12 Democratic states sue to block Paramount's $111bn Warner Bros Discovery acquisition
Attorneys general from California, New York and 10 other states filed an antitrust lawsuit on Monday, challenging the deal already approved by the Department of Justice and threatening costly delays.
The lawsuit
A coalition of 12 Democratic state attorneys general filed an antitrust lawsuit on Monday in the US District Court for the Northern District of California, seeking to block Paramount Skydance's acquisition of Warner Bros. Discovery. The states, led by California Attorney General Rob Bonta, argue the $111 billion deal violates the Clayton Act by substantially lessening competition in three specific markets: wide-release theatrical film distribution, anticipated top-grossing theatrical film distribution, and the licensing of basic cable channels to distributors.
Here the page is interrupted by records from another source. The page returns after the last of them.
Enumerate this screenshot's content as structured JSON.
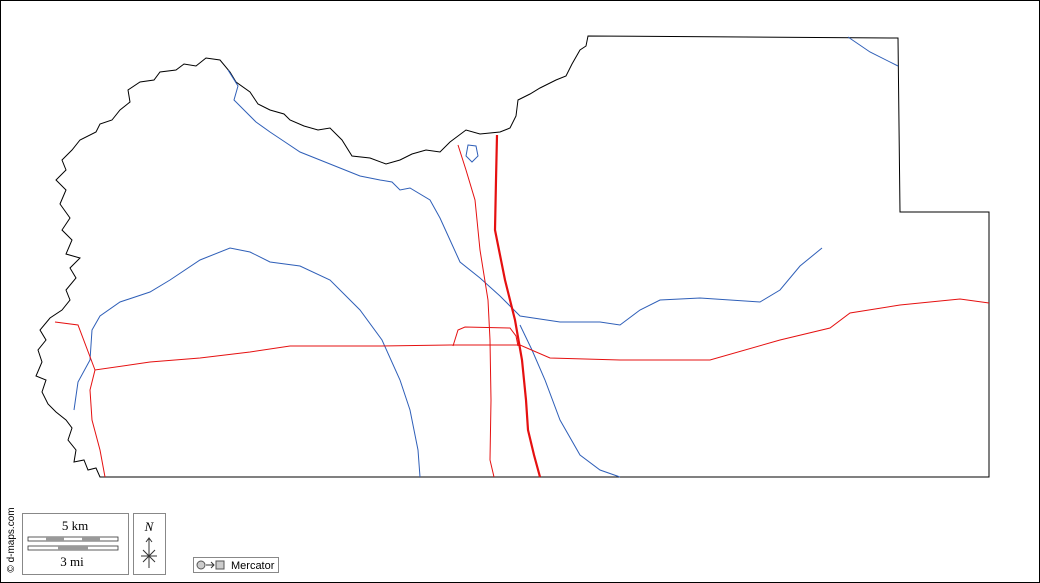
{
  "credit": "© d-maps.com",
  "scale": {
    "metric": "5 km",
    "imperial": "3 mi"
  },
  "north": "N",
  "projection": "Mercator"
}
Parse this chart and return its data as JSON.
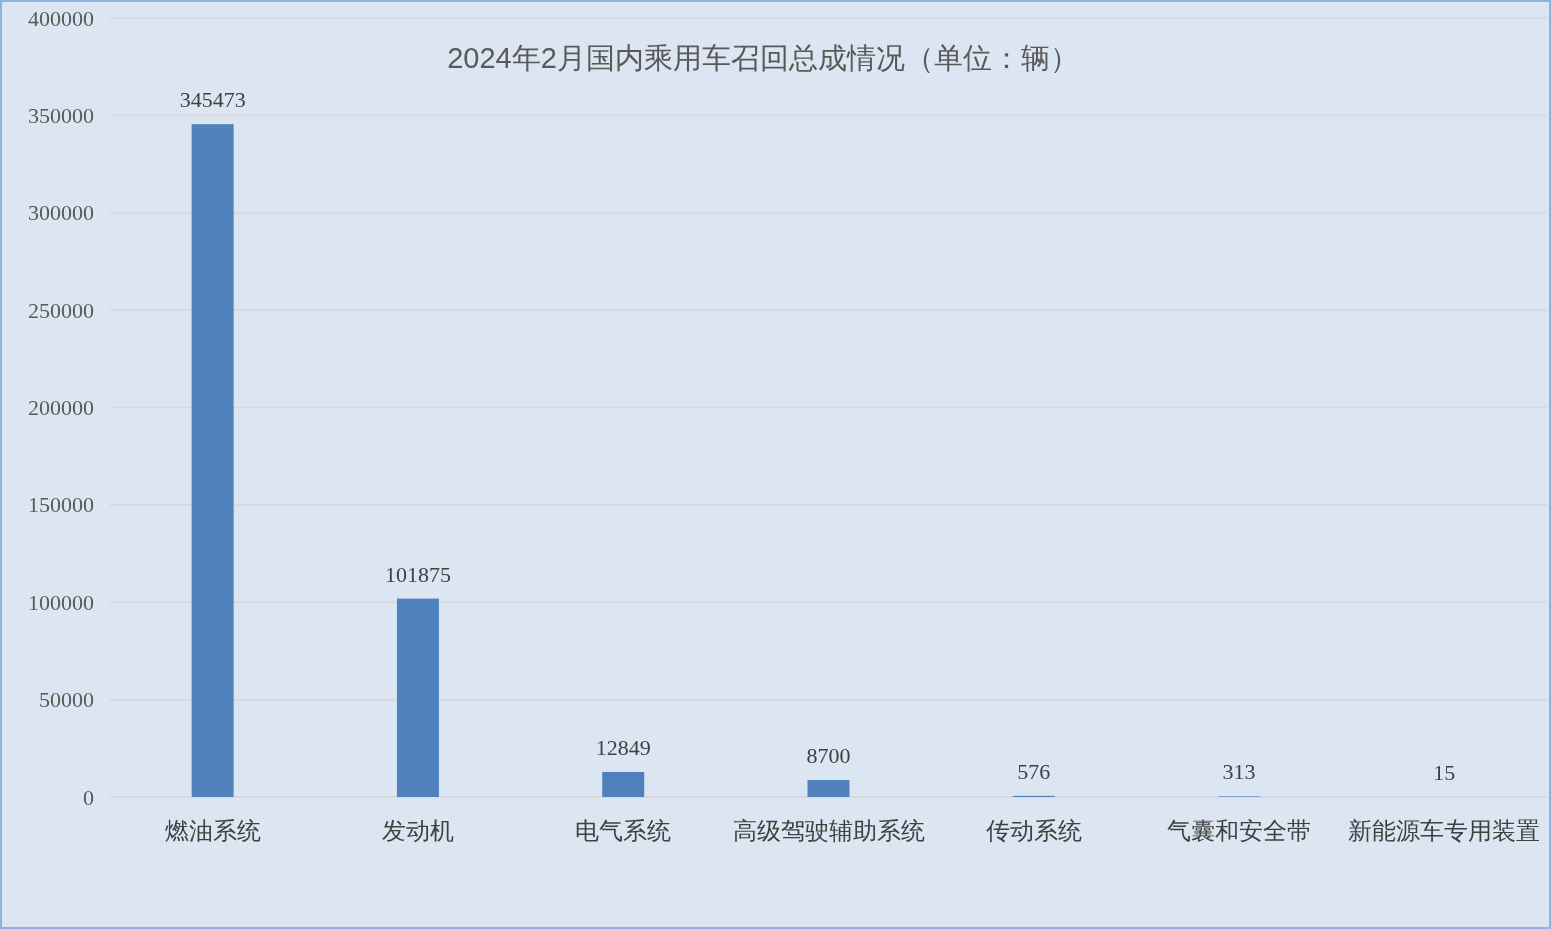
{
  "chart_data": {
    "type": "bar",
    "title": "2024年2月国内乘用车召回总成情况（单位：辆）",
    "categories": [
      "燃油系统",
      "发动机",
      "电气系统",
      "高级驾驶辅助系统",
      "传动系统",
      "气囊和安全带",
      "新能源车专用装置"
    ],
    "values": [
      345473,
      101875,
      12849,
      8700,
      576,
      313,
      15
    ],
    "color": "#4f81bd",
    "ylim": [
      0,
      400000
    ],
    "yticks": [
      0,
      50000,
      100000,
      150000,
      200000,
      250000,
      300000,
      350000,
      400000
    ],
    "grid": "y",
    "data_labels": true
  }
}
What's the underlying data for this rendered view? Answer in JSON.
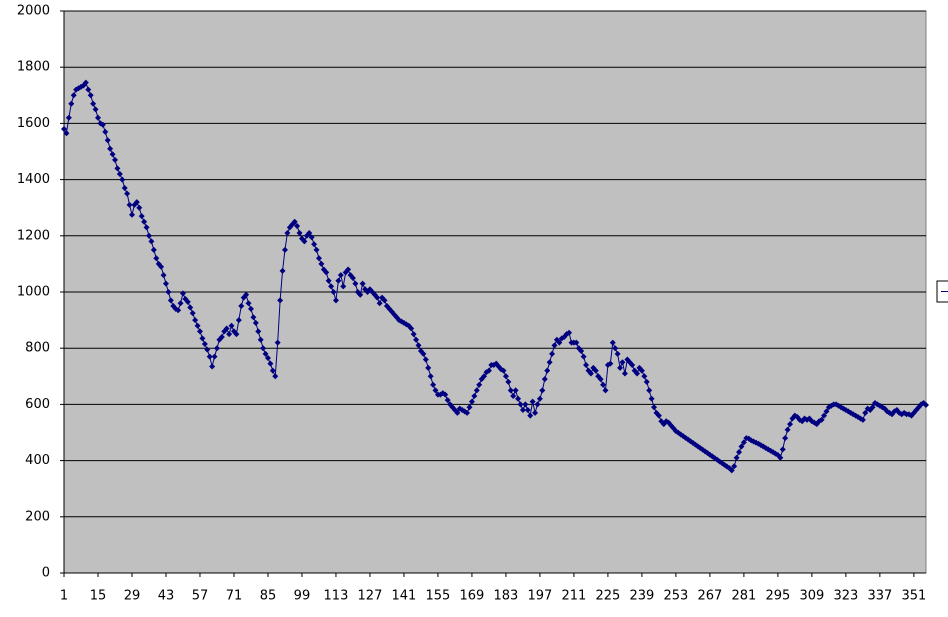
{
  "chart_data": {
    "type": "line",
    "color": "#000080",
    "grid": true,
    "ylim": [
      0,
      2000
    ],
    "yticks": [
      0,
      200,
      400,
      600,
      800,
      1000,
      1200,
      1400,
      1600,
      1800,
      2000
    ],
    "categories": [
      1,
      null,
      null,
      null,
      null,
      null,
      null,
      null,
      null,
      null,
      null,
      null,
      null,
      null,
      15,
      null,
      null,
      null,
      null,
      null,
      null,
      null,
      null,
      null,
      null,
      null,
      null,
      null,
      29,
      null,
      null,
      null,
      null,
      null,
      null,
      null,
      null,
      null,
      null,
      null,
      null,
      null,
      43,
      null,
      null,
      null,
      null,
      null,
      null,
      null,
      null,
      null,
      null,
      null,
      null,
      null,
      57,
      null,
      null,
      null,
      null,
      null,
      null,
      null,
      null,
      null,
      null,
      null,
      null,
      null,
      71,
      null,
      null,
      null,
      null,
      null,
      null,
      null,
      null,
      null,
      null,
      null,
      null,
      null,
      85,
      null,
      null,
      null,
      null,
      null,
      null,
      null,
      null,
      null,
      null,
      null,
      null,
      null,
      99,
      null,
      null,
      null,
      null,
      null,
      null,
      null,
      null,
      null,
      null,
      null,
      null,
      null,
      113,
      null,
      null,
      null,
      null,
      null,
      null,
      null,
      null,
      null,
      null,
      null,
      null,
      null,
      127,
      null,
      null,
      null,
      null,
      null,
      null,
      null,
      null,
      null,
      null,
      null,
      null,
      null,
      141,
      null,
      null,
      null,
      null,
      null,
      null,
      null,
      null,
      null,
      null,
      null,
      null,
      null,
      155,
      null,
      null,
      null,
      null,
      null,
      null,
      null,
      null,
      null,
      null,
      null,
      null,
      null,
      169,
      null,
      null,
      null,
      null,
      null,
      null,
      null,
      null,
      null,
      null,
      null,
      null,
      null,
      183,
      null,
      null,
      null,
      null,
      null,
      null,
      null,
      null,
      null,
      null,
      null,
      null,
      null,
      197,
      null,
      null,
      null,
      null,
      null,
      null,
      null,
      null,
      null,
      null,
      null,
      null,
      null,
      211,
      null,
      null,
      null,
      null,
      null,
      null,
      null,
      null,
      null,
      null,
      null,
      null,
      null,
      225,
      null,
      null,
      null,
      null,
      null,
      null,
      null,
      null,
      null,
      null,
      null,
      null,
      null,
      239,
      null,
      null,
      null,
      null,
      null,
      null,
      null,
      null,
      null,
      null,
      null,
      null,
      null,
      253,
      null,
      null,
      null,
      null,
      null,
      null,
      null,
      null,
      null,
      null,
      null,
      null,
      null,
      267,
      null,
      null,
      null,
      null,
      null,
      null,
      null,
      null,
      null,
      null,
      null,
      null,
      null,
      281,
      null,
      null,
      null,
      null,
      null,
      null,
      null,
      null,
      null,
      null,
      null,
      null,
      null,
      295,
      null,
      null,
      null,
      null,
      null,
      null,
      null,
      null,
      null,
      null,
      null,
      null,
      null,
      309,
      null,
      null,
      null,
      null,
      null,
      null,
      null,
      null,
      null,
      null,
      null,
      null,
      null,
      323,
      null,
      null,
      null,
      null,
      null,
      null,
      null,
      null,
      null,
      null,
      null,
      null,
      null,
      337,
      null,
      null,
      null,
      null,
      null,
      null,
      null,
      null,
      null,
      null,
      null,
      null,
      null,
      351,
      null,
      null,
      null,
      null,
      null
    ],
    "values": [
      1580,
      1565,
      1620,
      1670,
      1700,
      1720,
      1725,
      1730,
      1735,
      1745,
      1720,
      1700,
      1670,
      1650,
      1620,
      1600,
      1595,
      1570,
      1540,
      1510,
      1490,
      1470,
      1440,
      1420,
      1400,
      1370,
      1350,
      1310,
      1275,
      1310,
      1320,
      1300,
      1270,
      1250,
      1230,
      1200,
      1180,
      1150,
      1120,
      1100,
      1090,
      1060,
      1030,
      1000,
      970,
      950,
      940,
      935,
      960,
      995,
      975,
      965,
      945,
      925,
      900,
      880,
      860,
      835,
      815,
      795,
      770,
      735,
      770,
      800,
      830,
      840,
      860,
      870,
      850,
      880,
      860,
      850,
      900,
      950,
      980,
      990,
      960,
      940,
      910,
      890,
      860,
      830,
      800,
      780,
      765,
      745,
      720,
      700,
      820,
      970,
      1075,
      1150,
      1210,
      1230,
      1240,
      1250,
      1235,
      1210,
      1190,
      1180,
      1200,
      1210,
      1195,
      1170,
      1150,
      1120,
      1100,
      1080,
      1070,
      1040,
      1020,
      1000,
      970,
      1040,
      1060,
      1020,
      1070,
      1080,
      1060,
      1050,
      1030,
      1000,
      990,
      1030,
      1010,
      1000,
      1010,
      1000,
      990,
      980,
      960,
      980,
      970,
      950,
      940,
      930,
      920,
      910,
      900,
      895,
      890,
      885,
      880,
      870,
      850,
      830,
      810,
      790,
      780,
      760,
      730,
      700,
      670,
      650,
      635,
      635,
      640,
      635,
      615,
      600,
      590,
      580,
      570,
      585,
      580,
      575,
      570,
      590,
      610,
      630,
      650,
      670,
      690,
      700,
      715,
      720,
      740,
      740,
      745,
      735,
      725,
      720,
      700,
      680,
      650,
      630,
      650,
      620,
      600,
      580,
      600,
      580,
      560,
      610,
      570,
      600,
      620,
      650,
      690,
      720,
      750,
      780,
      810,
      830,
      820,
      835,
      840,
      850,
      855,
      820,
      820,
      820,
      800,
      790,
      770,
      740,
      720,
      710,
      730,
      720,
      700,
      690,
      670,
      650,
      740,
      745,
      820,
      800,
      780,
      730,
      750,
      710,
      760,
      750,
      740,
      720,
      710,
      730,
      720,
      700,
      680,
      650,
      620,
      590,
      570,
      560,
      540,
      530,
      540,
      535,
      525,
      515,
      505,
      499,
      493,
      487,
      481,
      475,
      469,
      463,
      457,
      451,
      445,
      439,
      433,
      427,
      421,
      415,
      409,
      403,
      397,
      391,
      385,
      379,
      373,
      365,
      380,
      410,
      430,
      450,
      465,
      480,
      478,
      472,
      468,
      464,
      460,
      455,
      450,
      445,
      440,
      435,
      430,
      425,
      420,
      410,
      440,
      480,
      510,
      530,
      550,
      560,
      555,
      545,
      540,
      550,
      545,
      550,
      540,
      535,
      530,
      540,
      545,
      560,
      575,
      590,
      595,
      600,
      600,
      595,
      590,
      585,
      580,
      575,
      570,
      565,
      560,
      555,
      550,
      545,
      570,
      585,
      580,
      590,
      605,
      600,
      595,
      590,
      585,
      575,
      570,
      565,
      575,
      580,
      570,
      565,
      570,
      565,
      565,
      560,
      570,
      580,
      590,
      600,
      605,
      598
    ]
  }
}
The unlawful merger of these two entertainment behemoths would lead to higher prices, lower quality and less content for film and television, harming movie theaters, basic cable distributors and ultimately, audiences on every sofa and movie theater seat in the US.
The suit names Arizona, California, Colorado, Connecticut, Massachusetts, Minnesota, Nevada, New Jersey, New Mexico, New York, Oregon and Washington as plaintiffs.
Market concentration claims
Bonta's office provided specific market-share figures the combined entity would control. In wide-release theatrical distribution, Paramount and WBD together would hold a 27% share. For anticipated top-grossing films (a subset defined as blockbusters with wide audiences and large production budgets), the combined studio would command three-tenths of that market, or 30%. In basic cable channel licensing, where WBD is currently the second-largest player and Paramount third, the merged company would account for 27% of the market. The complaint states that for every dollar generated by wide-release theatrical films and basic cable channels, the combined company would pocket more than a quarter.
The deal would create a company with unprecedented power and influence over news and entertainment worldwide.
Financial stakes and ticking clock
Paramount CEO David Ellison said in May that the transaction was on track to close by September. The deal received approval from WBD shareholders in April and was cleared by the US Department of Justice in June, which concluded it was not likely to harm competition or consumers. However, the states are seeking to freeze the deal while the lawsuit proceeds. Any significant delay would trigger a quarterly "ticking fee" of approximately $650 million payable to WBD shareholders starting in October. Paramount is expected to use about $80 billion in debt to support the acquisition and has outlined a $6 billion synergy plan that is likely to involve significant job cuts, including in California where both companies are based.
- Paramount strikes deal to acquire WBD after bidding war against Netflix
- WBD shareholders approve the transaction
- US Department of Justice approves the merger, clearing a major federal hurdle
- 12 states file antitrust lawsuit in Northern District of California
- Deal originally expected to close; ticking fee clock begins in October
Political dimension
The lawsuit pits Democratic state attorneys general against the Trump administration, which backed the deal through the Department of Justice's approval. President Trump has publicly praised Larry and David Ellison, the billionaire family controlling Paramount, and has urged the sale of CNN to new owners. The financing structure also involves sovereign wealth funds from Saudi Arabia, Qatar and the United Arab Emirates as major investors who would forego voting rights.
- Wide-release theatrical distribution
- 27 %
- Top-grossing blockbuster distribution
- 30 %
- Basic cable channel licensing
- 27 %
With this lawsuit, California and our sister states are fighting for free and fair markets, not rigged markets. America has no kings in government or our economy.
Company and industry response
A Paramount spokeswoman said on Sunday that the company was prepared to address legitimate antitrust issues, adding that the merger raises no such concerns. The company expects to release 30 films per year from the combined studios. The European Commission is reportedly expected to approve the deal this month with some concessions, according to people familiar with the matter. Filmmakers, actors and industry professionals have already voiced opposition, arguing the consolidation would further reduce competition in the US media industry and concentrate control over news and entertainment worldwide.